Manor Farm Country Park and Curbridge - 5th and 6th March 2011

Another weekend and another ringing session at Manor Farm. The weather was good on Saturday, albeit cold, so I decided to get up early and give it a go. It was also the first weekend of the new RAS season...and therefore was the ideal time to catch some house sparrows.

This male House Sparrow was obviously aware that I was watching him; this image
was digiscoped  using my Swarovski scope and Sony compact

The session itself started slowly, with only a wren and a redwing on the first two rounds. I was beginning to wonder whether it would have been better to have stayed in bed, snuggled under the duvet, but by the next round things had picked up; three blackbirds, four house sparrows, a song thrush and a pair of Bullfinch's were soon added. By the end of the session we had amassed a total of 28 birds, of which 13 were re-traps; 9 house sparrows were captured, seven of which were re-traps, with the oldest being a female that was originally captured in January 2007, 4 years and 37 days before.

Highlights were the pair of bullfinch, which I didn't photograph, and this cracking female green woodpecker.......

Green Woodpecker, Manor Farm Country Park 2011

.......there is a fair amount of variation in this species within its range, but the nominate sub species, which is the one occurring in the British Isles, can be sexed by the colouration of the moustache.

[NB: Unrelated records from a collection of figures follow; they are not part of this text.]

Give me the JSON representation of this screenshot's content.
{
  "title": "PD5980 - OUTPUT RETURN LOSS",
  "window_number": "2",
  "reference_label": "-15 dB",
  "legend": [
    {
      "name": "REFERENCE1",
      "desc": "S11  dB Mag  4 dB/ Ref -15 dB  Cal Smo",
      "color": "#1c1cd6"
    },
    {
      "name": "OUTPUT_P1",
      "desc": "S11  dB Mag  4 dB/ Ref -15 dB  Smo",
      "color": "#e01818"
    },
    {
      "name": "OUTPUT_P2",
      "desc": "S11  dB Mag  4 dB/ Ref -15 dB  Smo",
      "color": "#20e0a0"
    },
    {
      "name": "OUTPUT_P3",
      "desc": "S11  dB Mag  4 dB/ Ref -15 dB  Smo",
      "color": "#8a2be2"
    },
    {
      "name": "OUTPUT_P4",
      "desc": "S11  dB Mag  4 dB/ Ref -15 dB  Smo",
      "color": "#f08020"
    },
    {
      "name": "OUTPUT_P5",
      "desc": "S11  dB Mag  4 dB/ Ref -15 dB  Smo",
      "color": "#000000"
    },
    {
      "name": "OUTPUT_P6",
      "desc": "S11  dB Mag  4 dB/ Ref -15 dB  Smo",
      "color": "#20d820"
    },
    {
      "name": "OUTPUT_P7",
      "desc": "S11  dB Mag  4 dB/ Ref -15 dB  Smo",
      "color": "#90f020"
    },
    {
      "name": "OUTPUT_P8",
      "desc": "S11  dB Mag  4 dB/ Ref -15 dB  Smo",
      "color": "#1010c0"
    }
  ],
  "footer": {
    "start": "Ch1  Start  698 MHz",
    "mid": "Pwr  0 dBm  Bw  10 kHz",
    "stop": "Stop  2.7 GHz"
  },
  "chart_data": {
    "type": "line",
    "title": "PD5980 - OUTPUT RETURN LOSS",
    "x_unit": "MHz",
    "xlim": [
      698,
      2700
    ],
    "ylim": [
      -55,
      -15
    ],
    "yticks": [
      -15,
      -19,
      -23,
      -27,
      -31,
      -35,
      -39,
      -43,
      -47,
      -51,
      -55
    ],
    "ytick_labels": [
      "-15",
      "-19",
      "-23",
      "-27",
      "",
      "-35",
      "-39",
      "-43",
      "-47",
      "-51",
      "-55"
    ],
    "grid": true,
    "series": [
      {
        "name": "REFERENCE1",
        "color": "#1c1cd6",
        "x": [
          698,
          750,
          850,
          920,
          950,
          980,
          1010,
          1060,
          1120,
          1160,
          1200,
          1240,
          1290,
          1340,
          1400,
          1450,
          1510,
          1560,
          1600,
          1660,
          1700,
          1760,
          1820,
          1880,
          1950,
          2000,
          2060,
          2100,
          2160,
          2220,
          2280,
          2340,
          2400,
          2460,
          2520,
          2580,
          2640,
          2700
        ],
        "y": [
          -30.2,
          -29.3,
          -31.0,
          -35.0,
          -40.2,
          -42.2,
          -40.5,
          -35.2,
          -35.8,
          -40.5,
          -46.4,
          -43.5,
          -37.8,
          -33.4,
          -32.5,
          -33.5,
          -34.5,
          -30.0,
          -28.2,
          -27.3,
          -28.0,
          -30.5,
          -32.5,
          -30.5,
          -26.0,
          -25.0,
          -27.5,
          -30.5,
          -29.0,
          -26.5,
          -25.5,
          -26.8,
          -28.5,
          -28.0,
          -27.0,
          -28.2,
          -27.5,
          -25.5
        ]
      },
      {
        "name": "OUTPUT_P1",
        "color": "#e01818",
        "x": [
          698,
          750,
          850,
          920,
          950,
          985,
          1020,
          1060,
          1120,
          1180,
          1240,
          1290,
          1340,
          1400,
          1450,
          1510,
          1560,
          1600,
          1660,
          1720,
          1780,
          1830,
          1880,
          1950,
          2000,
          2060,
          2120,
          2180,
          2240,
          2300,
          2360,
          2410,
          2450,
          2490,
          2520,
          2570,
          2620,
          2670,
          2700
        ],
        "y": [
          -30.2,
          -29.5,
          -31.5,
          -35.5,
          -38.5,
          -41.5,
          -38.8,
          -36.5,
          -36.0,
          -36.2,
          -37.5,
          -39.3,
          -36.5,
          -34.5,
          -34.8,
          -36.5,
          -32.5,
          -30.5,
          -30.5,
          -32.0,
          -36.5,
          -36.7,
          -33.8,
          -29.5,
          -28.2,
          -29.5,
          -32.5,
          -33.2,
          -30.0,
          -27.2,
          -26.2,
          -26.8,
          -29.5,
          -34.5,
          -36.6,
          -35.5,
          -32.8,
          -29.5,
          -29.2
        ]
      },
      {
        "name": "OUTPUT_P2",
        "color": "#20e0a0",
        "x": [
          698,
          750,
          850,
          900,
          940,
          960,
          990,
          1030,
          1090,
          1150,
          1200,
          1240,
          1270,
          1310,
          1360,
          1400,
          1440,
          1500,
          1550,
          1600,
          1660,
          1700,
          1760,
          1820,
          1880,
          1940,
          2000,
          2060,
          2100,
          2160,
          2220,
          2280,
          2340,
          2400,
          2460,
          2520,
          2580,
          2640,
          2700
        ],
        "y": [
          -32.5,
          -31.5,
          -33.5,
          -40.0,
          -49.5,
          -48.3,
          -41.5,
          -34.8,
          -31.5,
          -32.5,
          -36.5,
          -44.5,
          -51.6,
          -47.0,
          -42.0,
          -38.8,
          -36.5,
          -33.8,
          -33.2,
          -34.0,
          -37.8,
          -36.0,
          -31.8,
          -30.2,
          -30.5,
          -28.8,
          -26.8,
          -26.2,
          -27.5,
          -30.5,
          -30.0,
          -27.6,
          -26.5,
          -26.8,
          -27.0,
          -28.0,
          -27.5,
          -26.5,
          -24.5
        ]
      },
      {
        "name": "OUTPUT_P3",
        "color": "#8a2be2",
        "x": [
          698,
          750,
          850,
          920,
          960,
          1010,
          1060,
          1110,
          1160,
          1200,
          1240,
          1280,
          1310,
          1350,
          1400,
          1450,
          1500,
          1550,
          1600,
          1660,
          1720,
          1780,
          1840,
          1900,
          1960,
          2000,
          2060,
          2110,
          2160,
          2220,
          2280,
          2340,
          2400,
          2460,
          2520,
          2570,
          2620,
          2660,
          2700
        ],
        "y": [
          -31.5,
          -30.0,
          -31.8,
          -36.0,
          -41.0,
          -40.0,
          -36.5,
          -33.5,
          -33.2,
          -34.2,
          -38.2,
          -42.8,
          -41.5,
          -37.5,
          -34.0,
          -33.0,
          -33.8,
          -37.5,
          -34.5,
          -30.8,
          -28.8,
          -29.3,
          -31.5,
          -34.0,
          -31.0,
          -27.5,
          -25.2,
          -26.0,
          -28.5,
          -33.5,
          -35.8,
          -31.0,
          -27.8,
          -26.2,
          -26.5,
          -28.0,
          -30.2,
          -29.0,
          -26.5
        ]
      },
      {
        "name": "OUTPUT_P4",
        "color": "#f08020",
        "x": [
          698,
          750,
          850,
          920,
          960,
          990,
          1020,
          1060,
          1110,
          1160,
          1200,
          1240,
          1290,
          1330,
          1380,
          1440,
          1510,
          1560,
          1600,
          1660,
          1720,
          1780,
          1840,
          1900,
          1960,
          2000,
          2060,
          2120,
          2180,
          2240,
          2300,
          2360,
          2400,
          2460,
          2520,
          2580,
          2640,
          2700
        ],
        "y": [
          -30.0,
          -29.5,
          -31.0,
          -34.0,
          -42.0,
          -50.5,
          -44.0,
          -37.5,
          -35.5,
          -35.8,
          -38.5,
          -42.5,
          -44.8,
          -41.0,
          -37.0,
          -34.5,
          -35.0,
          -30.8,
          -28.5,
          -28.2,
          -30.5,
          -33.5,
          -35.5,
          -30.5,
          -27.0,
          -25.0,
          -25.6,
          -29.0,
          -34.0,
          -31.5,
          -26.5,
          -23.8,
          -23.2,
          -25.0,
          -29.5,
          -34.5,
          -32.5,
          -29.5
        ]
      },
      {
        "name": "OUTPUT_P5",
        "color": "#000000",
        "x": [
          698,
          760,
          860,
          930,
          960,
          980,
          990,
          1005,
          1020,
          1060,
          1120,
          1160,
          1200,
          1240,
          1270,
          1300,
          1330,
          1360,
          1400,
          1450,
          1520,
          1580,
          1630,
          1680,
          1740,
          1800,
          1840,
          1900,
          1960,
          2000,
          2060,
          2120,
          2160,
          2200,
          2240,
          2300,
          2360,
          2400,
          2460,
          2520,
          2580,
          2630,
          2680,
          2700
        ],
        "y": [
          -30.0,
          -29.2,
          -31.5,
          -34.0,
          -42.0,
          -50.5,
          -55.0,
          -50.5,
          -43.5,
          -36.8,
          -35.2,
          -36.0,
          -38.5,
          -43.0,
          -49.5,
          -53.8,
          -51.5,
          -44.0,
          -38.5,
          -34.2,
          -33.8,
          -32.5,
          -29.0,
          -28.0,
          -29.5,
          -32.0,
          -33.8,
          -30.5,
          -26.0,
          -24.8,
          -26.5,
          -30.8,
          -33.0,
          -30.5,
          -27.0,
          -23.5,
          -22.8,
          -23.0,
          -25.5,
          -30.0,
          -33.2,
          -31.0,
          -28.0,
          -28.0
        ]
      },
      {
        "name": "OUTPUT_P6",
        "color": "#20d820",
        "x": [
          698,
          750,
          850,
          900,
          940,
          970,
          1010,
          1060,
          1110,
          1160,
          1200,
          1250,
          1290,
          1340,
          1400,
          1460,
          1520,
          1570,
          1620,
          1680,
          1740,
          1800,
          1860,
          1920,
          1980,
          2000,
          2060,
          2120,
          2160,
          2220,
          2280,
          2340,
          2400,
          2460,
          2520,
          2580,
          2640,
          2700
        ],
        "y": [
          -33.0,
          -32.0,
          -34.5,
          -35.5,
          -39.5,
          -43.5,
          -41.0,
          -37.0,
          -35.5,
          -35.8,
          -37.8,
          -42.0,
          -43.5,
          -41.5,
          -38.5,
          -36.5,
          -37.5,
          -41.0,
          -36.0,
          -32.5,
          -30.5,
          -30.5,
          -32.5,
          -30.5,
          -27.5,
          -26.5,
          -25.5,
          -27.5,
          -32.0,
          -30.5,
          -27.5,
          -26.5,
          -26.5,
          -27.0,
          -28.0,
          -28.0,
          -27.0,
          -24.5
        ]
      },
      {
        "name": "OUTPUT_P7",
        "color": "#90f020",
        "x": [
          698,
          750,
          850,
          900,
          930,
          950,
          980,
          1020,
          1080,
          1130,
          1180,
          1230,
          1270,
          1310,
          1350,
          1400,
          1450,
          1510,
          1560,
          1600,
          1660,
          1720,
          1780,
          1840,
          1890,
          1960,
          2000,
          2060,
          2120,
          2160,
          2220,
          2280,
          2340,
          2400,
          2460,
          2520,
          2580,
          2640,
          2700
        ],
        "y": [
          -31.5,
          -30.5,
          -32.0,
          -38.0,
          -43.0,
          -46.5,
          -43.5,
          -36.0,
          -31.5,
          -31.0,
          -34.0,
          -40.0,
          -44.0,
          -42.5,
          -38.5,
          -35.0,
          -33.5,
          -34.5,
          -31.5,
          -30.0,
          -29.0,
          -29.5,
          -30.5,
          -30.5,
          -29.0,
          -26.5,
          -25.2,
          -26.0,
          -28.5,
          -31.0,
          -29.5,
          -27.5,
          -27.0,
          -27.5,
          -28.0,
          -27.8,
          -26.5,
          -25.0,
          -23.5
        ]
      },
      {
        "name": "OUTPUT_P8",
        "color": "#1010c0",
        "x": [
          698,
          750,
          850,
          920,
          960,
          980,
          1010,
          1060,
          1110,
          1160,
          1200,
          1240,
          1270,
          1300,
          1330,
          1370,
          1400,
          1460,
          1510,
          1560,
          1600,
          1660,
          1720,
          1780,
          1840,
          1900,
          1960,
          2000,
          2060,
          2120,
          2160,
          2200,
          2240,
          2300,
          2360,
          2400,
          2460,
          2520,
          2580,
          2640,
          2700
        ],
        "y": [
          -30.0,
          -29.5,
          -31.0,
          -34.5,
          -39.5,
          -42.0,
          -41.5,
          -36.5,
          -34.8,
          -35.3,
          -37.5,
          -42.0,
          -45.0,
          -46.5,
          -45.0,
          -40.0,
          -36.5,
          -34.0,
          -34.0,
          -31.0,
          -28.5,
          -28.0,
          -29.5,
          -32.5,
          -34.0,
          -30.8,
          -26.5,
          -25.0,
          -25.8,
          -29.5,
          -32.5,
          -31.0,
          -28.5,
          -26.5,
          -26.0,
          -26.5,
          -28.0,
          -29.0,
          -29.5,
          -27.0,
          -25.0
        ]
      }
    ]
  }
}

This bird had no red and therefore was a female. This is only the fourth individual captured at the park, the last one was six years ago.

Green Woodpecker, Manor Farm Country Park March 2011

I usually run a moth trap and intend to post my captures when I do, but the moth below was disturbed from vegetation in my garden as I was cutting back some shrubs. In 11 years of moth trapping I have recorded 569 species in my garden but this is the first time I have recorded this one. Ypsolopha mucronella is a local species of woodlands, but fairly widely distributed across Hampshire. Adult moths hibernate, but can be recorded flying on mild nights during the winter; the larvae feed on spindle.

Ypsolopha mucronella March 2011

A late afternoon stroll around Curbridge on the evening of 6th March, was timed to coincide with the falling tide. I positioned myself at the mouth of one of the narrow creeks in order to count wading birds. During spring the number of greenshank present can reach double figures, and previously the odd bird bearing colour rings has been present. However, this time only two un-ringed birds were present. 

Greenshank Curbridge March 2011

Two common sandpipers were also feeding on the intertidal mud; two birds have been present all winter, perhaps foolishly I assumed these two birds were those, but it is perfectly feasible that they were in fact returning spring migrants. The supporting cast included 17 redshank, two little grebe  and a little egret.

Little Egret, Curbridge, March 2011

The little egret was once a very rare bird in Hampshire, in fact I remember climbing a tree that overlooked Titchfield Haven National Nature Reserve to get a view of my first. Now the species is well and truly established in the British Isles and breeds all along the south coast.